“Yeah,” Cash says. He’s quieter when he means it. “We will.”
“We will,” Blaze echoes. Then, because she cannot help herself, “Can I tell Mac?”
“No,” I say so fast she laughs out loud.
“Not even the fun part?” she pleads.
“No,” I say, because gossip travels through these grounds on a golf cart with a megaphone, and I want to talk to Annie myself before this goes sideways in a million different ways.
Blaze sighs like I’ve taken sugar out of her diet and then brightens. “So, like, what’s the plan? Do we throw a shower? Can I pick a theme? Is this where I finally get to buy that tiny plaid onesie I saw in Cheyenne?”
“We’re not there,” I say, and I try to make it gentle even though it comes out weary. “Not yet. I screwed up with Annie, but I’m gonna make it right just as soon as we’re done here.”
Blaze reaches across the table and takes my hand before I can pull it away and be macho. Her palm is small and hot and bossy. “I like her,” she says again, without the teasing. “Not because of Mac. Because of you. You are…lighter when you talk about her. I think she’s gonna be good for you. So don’t fuck this up.”
I laugh and close my eyes because that is both a mercy and an indictment. “I feel like I woke up and remembered there was more of me than the part that lifts a rope. And I hate that it took this to make me act right.”
Cash stands up. “Alright, you two. Let’s get out of here and let him fix this shit, because our baby brother needs his dad around.”
The other two pop up, but Blaze says, “Baby brother? You mean our babysister.”
Levi grabs the doorknob. “We have three boys and one girl in this family, which means you are the outlier. They’re having a boy.”
“Pfft,” she snaps. “It’s definitely a girl.”
“What makes you say that?” Cash asks as he heads out the door.
Blaze shakes her head as she follows him down the steps. “Science. Dad had three boys, then me, which means he finally started getting the whole kid thing right. You make the prototype before you create perfection. It’s like evolution or something.”
Levi grins at the two of them as he closes the door. “That’s what we like about you, Blaze. Your delusions come free.”
When the door shuts, the trailer is quiet again, but not in the lonesome way. In the waiting way. I take a breath and let my hands remember what they’re good for when they’re not tied to a rope. Dialing a number, knocking on a door, holding someone steady when the world decides to wobble.
I just hope she lets me.
29
ANNIE
The medicine cabinetmirror tells me the truth before my stomach finishes its argument. I look like a person who has been awake for a month and lived every minute of it twice.

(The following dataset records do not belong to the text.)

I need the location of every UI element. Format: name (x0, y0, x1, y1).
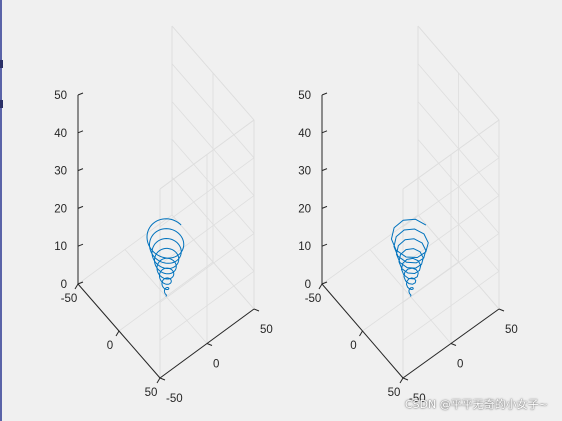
gridline-wall-z (159, 233, 255, 303)
box-edge (417, 25, 500, 121)
y-tick-mark (450, 343, 457, 346)
z-tick-mark (77, 205, 84, 209)
x-tick-label: -50 (305, 293, 322, 305)
gridline-wall-z (159, 195, 255, 265)
y-tick-label: 50 (260, 324, 273, 336)
box-edge (159, 119, 255, 190)
z-tick-mark (321, 130, 328, 134)
y-tick-mark (159, 377, 166, 381)
x-tick-label: -50 (61, 293, 78, 305)
gridline-wall-z (159, 157, 255, 228)
gridline-wall-z (402, 195, 500, 265)
y-tick-mark (402, 377, 409, 381)
y-tick-label: -50 (409, 393, 426, 405)
y-tick-mark (253, 308, 260, 312)
x-tick-label: 50 (145, 387, 158, 399)
gridline-wall-z (171, 214, 255, 310)
x-tick-mark (359, 330, 363, 337)
z-tick-label: 0 (305, 279, 311, 291)
gridline-wall-z (159, 270, 255, 341)
window-border-mark (0, 100, 3, 108)
z-tick-mark (321, 281, 328, 285)
y-tick-label: 0 (457, 359, 463, 371)
gridline-wall-z (171, 139, 255, 234)
z-tick-label: 10 (54, 241, 67, 253)
box-edge (402, 119, 500, 190)
x-tick-mark (156, 377, 161, 384)
gridline-wall-z (402, 157, 500, 228)
spiral-series-line (146, 218, 185, 297)
gridline-wall-z (417, 214, 500, 310)
y-tick-mark (206, 343, 213, 346)
y-tick-mark (498, 308, 505, 312)
gridline-wall-z (417, 139, 500, 234)
z-tick-mark (77, 92, 84, 96)
x-tick-label: 0 (350, 340, 356, 352)
gridline-wall-z (402, 270, 500, 341)
gridline-wall-z (417, 176, 500, 272)
z-tick-mark (77, 130, 84, 134)
x-tick-mark (115, 330, 120, 337)
gridline-wall-z (171, 63, 255, 159)
box-edge (171, 25, 255, 121)
z-tick-label: 40 (54, 128, 67, 140)
z-tick-label: 20 (298, 203, 311, 215)
watermark-text: CSDN @平平无奇的小女子~ (404, 398, 548, 411)
z-tick-label: 40 (298, 128, 311, 140)
spiral-series-line (390, 218, 429, 297)
gridline-wall-z (171, 176, 255, 272)
y-tick-label: 0 (213, 359, 219, 371)
z-tick-label: 10 (298, 241, 311, 253)
gridline-wall-z (417, 101, 500, 196)
z-tick-mark (321, 243, 328, 247)
x-tick-mark (74, 283, 79, 290)
y-tick-label: 50 (505, 324, 518, 336)
z-tick-label: 30 (298, 166, 311, 178)
z-tick-mark (321, 92, 328, 96)
x-tick-mark (399, 377, 404, 384)
z-tick-label: 50 (298, 90, 311, 102)
z-tick-label: 0 (61, 279, 67, 291)
x-tick-mark (318, 283, 323, 290)
x-tick-label: 50 (388, 387, 401, 399)
gridline-wall-z (171, 101, 255, 196)
z-tick-mark (321, 168, 328, 172)
z-tick-label: 20 (54, 203, 67, 215)
z-tick-mark (77, 168, 84, 172)
z-tick-mark (321, 205, 328, 209)
y-tick-label: -50 (166, 393, 183, 405)
gridline-wall-z (417, 63, 500, 159)
window-border-mark (0, 60, 3, 68)
z-tick-label: 30 (54, 166, 67, 178)
window-left-border (0, 0, 2, 421)
gridline-wall-z (402, 233, 500, 303)
z-tick-mark (77, 243, 84, 247)
z-tick-label: 50 (54, 90, 67, 102)
x-tick-label: 0 (107, 340, 113, 352)
z-tick-mark (77, 281, 84, 285)
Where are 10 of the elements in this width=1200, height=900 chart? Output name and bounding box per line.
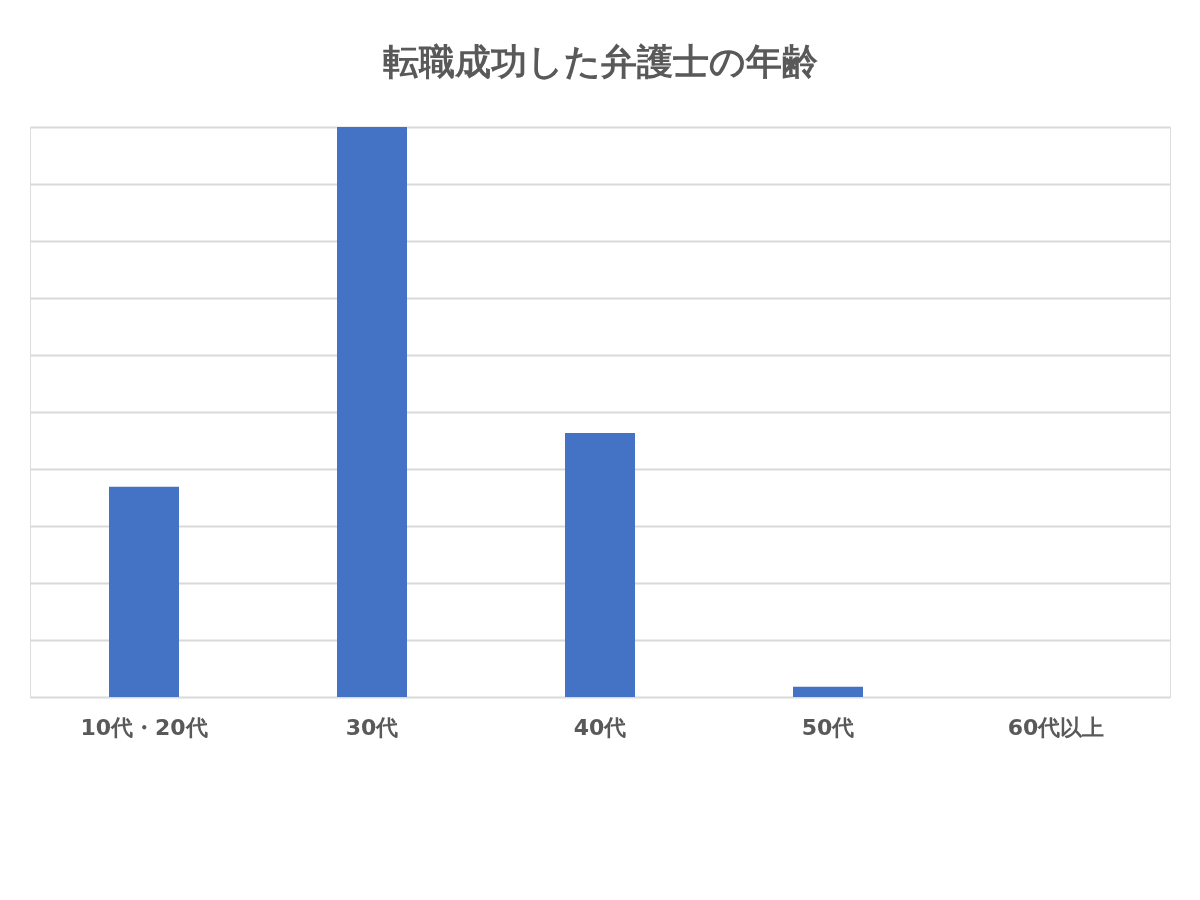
bar: [793, 686, 863, 697]
x-tick-label: 30代: [345, 714, 399, 740]
chart-title: 転職成功した弁護士の年齢: [382, 41, 818, 82]
x-tick-label: 60代以上: [1007, 714, 1105, 740]
bar: [565, 433, 635, 697]
x-tick-label: 40代: [573, 714, 627, 740]
bar: [109, 486, 179, 697]
x-tick-label: 50代: [801, 714, 855, 740]
bar: [337, 127, 407, 697]
x-tick-label: 10代・20代: [80, 714, 208, 740]
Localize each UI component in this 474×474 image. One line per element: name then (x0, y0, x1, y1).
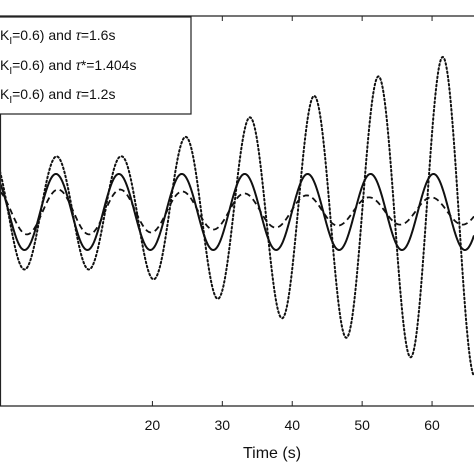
legend-box (0, 16, 192, 115)
x-tick-label-20: 20 (145, 417, 161, 433)
x-tick-label-30: 30 (215, 417, 231, 433)
legend-layer: KI=0.6) and τ=1.6s KI=0.6) and τ*=1.404s K… (0, 16, 192, 115)
legend-label-dotted: KI=0.6) and τ=1.6s (0, 27, 115, 47)
legend-label-dashed: KI=0.6) and τ=1.2s (0, 86, 115, 106)
series-line-dashed (0, 188, 474, 236)
series-layer (0, 55, 474, 378)
x-tick-label-50: 50 (354, 417, 370, 433)
x-tick-label-60: 60 (424, 417, 440, 433)
legend-label-solid: KI=0.6) and τ*=1.404s (0, 57, 136, 77)
x-axis-title: Time (s) (243, 445, 301, 462)
series-line-solid (0, 172, 474, 252)
axes-layer: 20 30 40 50 60 Time (s) (0, 15, 474, 462)
x-tick-label-40: 40 (284, 417, 300, 433)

My skin has that dull, papery look you only see on med students in June and people who thought the Old West Fest sounded “fun,” but discover the Old West is not for them.

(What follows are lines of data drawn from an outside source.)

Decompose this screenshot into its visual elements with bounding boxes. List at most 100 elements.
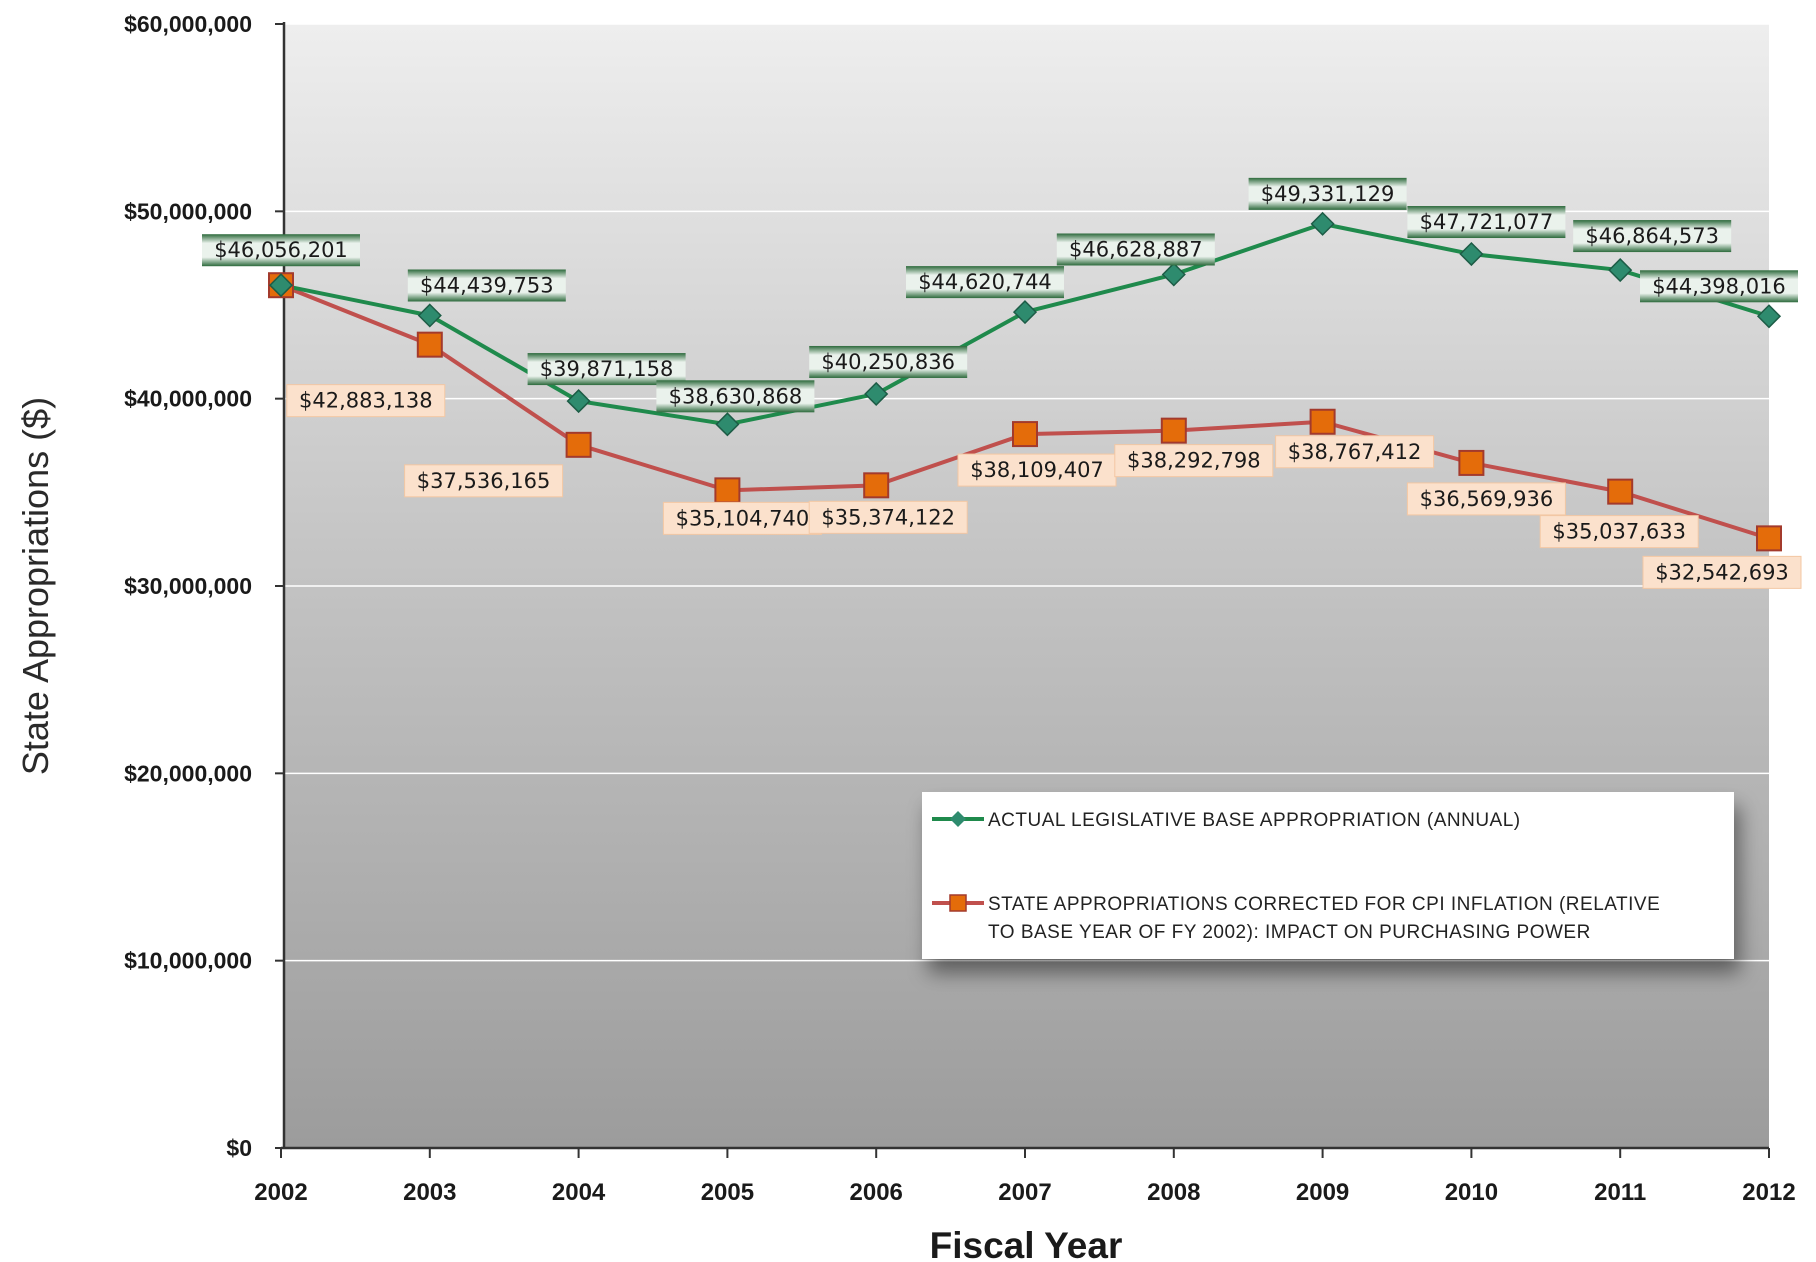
- actual-data-label: $38,630,868: [656, 380, 815, 413]
- cpi-adjusted-marker: [1309, 408, 1336, 435]
- cpi-data-label: $35,104,740: [662, 501, 822, 535]
- data-label-text: $32,542,693: [1655, 560, 1789, 584]
- actual-appropriation-marker: [417, 303, 442, 328]
- legend: ACTUAL LEGISLATIVE BASE APPROPRIATION (A…: [922, 792, 1734, 959]
- label-background: [202, 234, 360, 267]
- y-tick-label: $60,000,000: [124, 11, 252, 37]
- label-background: [286, 384, 446, 418]
- data-label-text: $36,569,936: [1420, 487, 1554, 511]
- label-background: [1114, 444, 1274, 478]
- legend-box: [922, 792, 1734, 959]
- x-tick-label: 2011: [1594, 1179, 1646, 1206]
- x-tick-label: 2003: [403, 1179, 456, 1206]
- cpi-adjusted-marker: [1607, 478, 1634, 505]
- label-background: [527, 353, 686, 386]
- actual-data-label: $44,398,016: [1640, 270, 1798, 303]
- data-label-text: $35,037,633: [1552, 520, 1686, 544]
- data-label-text: $46,056,201: [214, 238, 348, 262]
- cpi-data-label: $35,374,122: [808, 500, 968, 534]
- x-tick-label: 2004: [552, 1179, 606, 1206]
- label-background: [404, 464, 564, 498]
- actual-appropriation-marker: [1756, 304, 1782, 329]
- label-background: [1248, 177, 1407, 210]
- x-tick-label: 2010: [1445, 1179, 1498, 1206]
- actual-data-label: $44,620,744: [906, 266, 1064, 299]
- cpi-data-label: $38,767,412: [1275, 435, 1435, 469]
- legend-cpi-swatch-marker: [949, 894, 967, 912]
- x-tick-label: 2005: [701, 1179, 754, 1206]
- cpi-data-label: $37,536,165: [404, 464, 564, 498]
- actual-data-label: $46,864,573: [1573, 220, 1732, 253]
- legend-actual-label: ACTUAL LEGISLATIVE BASE APPROPRIATION (A…: [988, 810, 1521, 831]
- legend-cpi-label: STATE APPROPRIATIONS CORRECTED FOR CPI I…: [988, 894, 1660, 915]
- label-background: [809, 345, 968, 378]
- data-label-text: $37,536,165: [417, 469, 551, 493]
- y-tick-label: $10,000,000: [124, 948, 252, 974]
- cpi-data-label: $36,569,936: [1406, 482, 1566, 516]
- label-background: [1275, 435, 1435, 469]
- cpi-adjusted-marker: [1160, 417, 1187, 444]
- actual-appropriation-marker: [1608, 258, 1633, 283]
- y-tick-label: $40,000,000: [124, 386, 252, 412]
- data-label-text: $46,864,573: [1585, 224, 1719, 248]
- actual-data-label: $39,871,158: [527, 353, 686, 386]
- data-label-text: $38,630,868: [669, 384, 803, 408]
- actual-appropriation-marker: [715, 412, 740, 437]
- label-background: [1539, 515, 1699, 549]
- label-background: [1640, 270, 1798, 303]
- actual-data-label: $40,250,836: [809, 345, 968, 378]
- x-tick-label: 2009: [1296, 1179, 1349, 1206]
- x-tick-label: 2006: [850, 1179, 903, 1206]
- data-labels: $42,883,138 $37,536,165 $35,104,740 $35,374…: [202, 177, 1802, 589]
- cpi-adjusted-marker: [714, 477, 741, 504]
- cpi-data-label: $42,883,138: [286, 384, 446, 418]
- legend-actual-swatch-marker: [950, 811, 966, 827]
- y-axis-ticks: $0 $10,000,000 $20,000,000 $30,000,000 $40,0…: [124, 11, 284, 1161]
- label-background: [1056, 233, 1215, 266]
- actual-appropriation-marker: [1012, 300, 1038, 325]
- actual-data-label: $44,439,753: [407, 269, 566, 302]
- actual-appropriation-marker: [566, 389, 591, 414]
- data-label-text: $39,871,158: [540, 357, 674, 381]
- label-background: [808, 500, 968, 534]
- actual-data-label: $46,056,201: [202, 234, 360, 267]
- data-label-text: $46,628,887: [1069, 237, 1203, 261]
- y-tick-label: $0: [226, 1135, 252, 1161]
- data-label-text: $38,292,798: [1127, 449, 1261, 473]
- label-background: [407, 269, 566, 302]
- cpi-adjusted-marker: [1756, 525, 1782, 552]
- y-axis-title: State Appropriations ($): [15, 397, 56, 775]
- actual-appropriation-marker: [1310, 211, 1335, 236]
- x-axis-title: Fiscal Year: [930, 1225, 1123, 1262]
- cpi-adjusted-marker: [416, 331, 443, 358]
- y-tick-label: $20,000,000: [124, 760, 252, 786]
- data-label-text: $44,620,744: [918, 270, 1052, 294]
- label-background: [662, 501, 822, 535]
- cpi-data-label: $32,542,693: [1642, 555, 1802, 589]
- cpi-adjusted-marker: [1458, 449, 1485, 476]
- data-label-text: $47,721,077: [1420, 210, 1554, 234]
- data-label-text: $44,439,753: [420, 273, 554, 297]
- cpi-data-label: $35,037,633: [1539, 515, 1699, 549]
- data-label-text: $42,883,138: [299, 389, 433, 413]
- data-label-text: $49,331,129: [1261, 182, 1395, 206]
- label-background: [1642, 555, 1802, 589]
- cpi-data-label: $38,292,798: [1114, 444, 1274, 478]
- actual-appropriation-marker: [864, 381, 889, 407]
- x-axis-ticks: 2002 2003 2004 2005 2006 2007 2008 2009 2010 2011…: [254, 1148, 1796, 1206]
- data-label-text: $40,250,836: [821, 350, 955, 374]
- data-label-text: $44,398,016: [1652, 274, 1786, 298]
- cpi-adjusted-marker: [565, 431, 592, 458]
- data-label-text: $35,104,740: [676, 506, 810, 530]
- x-tick-label: 2002: [254, 1179, 307, 1206]
- x-tick-label: 2008: [1147, 1179, 1200, 1206]
- cpi-adjusted-marker: [863, 472, 890, 499]
- actual-appropriation-marker: [268, 273, 294, 298]
- series-markers: [268, 211, 1782, 552]
- data-label-text: $35,374,122: [821, 505, 955, 529]
- cpi-adjusted-marker: [1012, 421, 1038, 448]
- label-background: [1407, 206, 1566, 239]
- data-label-text: $38,767,412: [1288, 440, 1422, 464]
- label-background: [1573, 220, 1732, 253]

I brace my hands on the sink, breathe through the sour wave, and try not to curse the body I’ve depended on like a machine. “Come on. We can do this. As long as we don’t smell any fried food, we’ll be fine.”
It’s a carnival. What are the odds?
It might be morning sickness. It might be a virus. It might be exhaustion wearing a mask. Whatever it is, I’d like to get off this particular ride.
When I push back into the tent, Mac is already there with coffee. She’s beaming like a saint, holding out a paper cup with the little green stopper in the lid. “You get decaf.”
I stare at her hand and then at her face, and it’s a good thing our friendship has weathered finals and funerals, because the look I give her would get most people escorted from the premises. “Decaf,” I repeat.
She flinches a little. “You’re pregnant.”
“Sure, throw that in my face,” I agree, and then I lift the lid, inhale, and feel the betrayal hit my soul. “This is a sin.”
“Decaf is good for you. Internet says so.”